Rogers has a less rosy memory of that arrangement. He spent time in an institution himself around the same time period.
“I was diagnosed with bipolar disorder and ended up hospitalized on and off for a couple of years,” he said. “These were big institutions with very little staffing — it’s like a prison almost. I had a psychiatric disorder and felt like I had been sent to a prison as punishment. The paint was chipping, the beds were from the 1930s. It was like being in a third-world country.”
Smith acknowledges things were not ideal 40 years ago but says much has been learned in the intervening decades that could inform a renewed effort. She also says many people now end up in literal prisons due to mental illness, with staff that is ill-equipped to help them.
She also argues that some people with mental illness really are violent, pointing to the murder of Los Angeles County Sheriff’s Deputy Ryan Clinkunbroomer as an example. Clinkunbroomer was shot and killed on Sept. 16 by a man whose mother described him as a paranoid schizophrenic. The man has pleaded not guilty by reason of insanity.
“Their family members don’t have any alternative to deal with them,” Smith said. “So when they get violent, they call 911. We show up, and we often have to use force, or even deadly force. Just because you’re mentally ill doesn’t mean you get to commit crimes.”
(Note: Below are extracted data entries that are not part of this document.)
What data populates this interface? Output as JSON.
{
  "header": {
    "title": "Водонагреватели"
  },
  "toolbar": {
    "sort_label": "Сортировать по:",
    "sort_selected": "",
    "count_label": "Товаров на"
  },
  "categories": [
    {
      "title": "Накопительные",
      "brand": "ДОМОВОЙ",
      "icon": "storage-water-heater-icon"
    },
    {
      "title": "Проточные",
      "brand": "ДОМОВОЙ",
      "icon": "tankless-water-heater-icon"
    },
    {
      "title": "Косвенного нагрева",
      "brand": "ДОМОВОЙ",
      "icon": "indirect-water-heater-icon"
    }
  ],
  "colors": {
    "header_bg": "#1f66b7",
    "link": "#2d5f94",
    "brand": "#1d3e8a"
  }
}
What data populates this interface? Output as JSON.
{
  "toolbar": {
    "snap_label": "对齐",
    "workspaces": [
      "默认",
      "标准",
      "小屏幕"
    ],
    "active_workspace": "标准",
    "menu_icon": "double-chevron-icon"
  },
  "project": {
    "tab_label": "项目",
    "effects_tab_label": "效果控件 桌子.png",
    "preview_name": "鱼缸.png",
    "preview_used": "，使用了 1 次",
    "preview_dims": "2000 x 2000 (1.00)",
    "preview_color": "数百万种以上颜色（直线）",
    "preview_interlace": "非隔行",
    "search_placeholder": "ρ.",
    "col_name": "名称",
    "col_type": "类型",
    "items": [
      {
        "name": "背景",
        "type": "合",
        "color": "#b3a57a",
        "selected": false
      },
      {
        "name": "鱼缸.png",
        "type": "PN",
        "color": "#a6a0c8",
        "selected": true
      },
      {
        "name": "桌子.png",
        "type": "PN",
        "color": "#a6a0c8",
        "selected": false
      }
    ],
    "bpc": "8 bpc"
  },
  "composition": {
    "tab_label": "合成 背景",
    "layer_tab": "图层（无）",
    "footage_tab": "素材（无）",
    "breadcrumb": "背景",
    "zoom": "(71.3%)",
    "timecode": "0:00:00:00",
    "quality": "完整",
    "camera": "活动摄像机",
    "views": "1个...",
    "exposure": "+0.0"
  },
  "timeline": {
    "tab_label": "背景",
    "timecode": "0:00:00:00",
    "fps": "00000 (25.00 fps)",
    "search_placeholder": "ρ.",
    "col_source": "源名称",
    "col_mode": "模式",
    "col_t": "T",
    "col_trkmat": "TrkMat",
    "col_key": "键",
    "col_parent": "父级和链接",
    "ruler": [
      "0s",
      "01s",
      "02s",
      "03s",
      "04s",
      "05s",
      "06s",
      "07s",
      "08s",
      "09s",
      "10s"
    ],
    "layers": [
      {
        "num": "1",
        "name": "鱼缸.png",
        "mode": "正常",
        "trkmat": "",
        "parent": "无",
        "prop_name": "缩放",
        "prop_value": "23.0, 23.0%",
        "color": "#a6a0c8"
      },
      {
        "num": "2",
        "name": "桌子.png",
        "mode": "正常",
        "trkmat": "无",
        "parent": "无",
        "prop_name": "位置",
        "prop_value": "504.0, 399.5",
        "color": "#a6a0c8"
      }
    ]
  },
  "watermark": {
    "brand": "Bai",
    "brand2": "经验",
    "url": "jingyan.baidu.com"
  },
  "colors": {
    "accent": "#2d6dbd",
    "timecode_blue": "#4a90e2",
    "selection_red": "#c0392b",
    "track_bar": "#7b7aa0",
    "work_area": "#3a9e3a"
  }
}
Crime aside, there is solid evidence linking mental health to homelessness. For example, the San Francisco Homeless Count found in 2015 that 55% of the homeless reported having emotional or psychiatric conditions.
But if the solution is hospitals, the fix won’t be cheap. Estimates hold that it would cost $150,000 per patient per year to house people in modern state mental facilities. It will take more than campaign promises to secure that kind of money.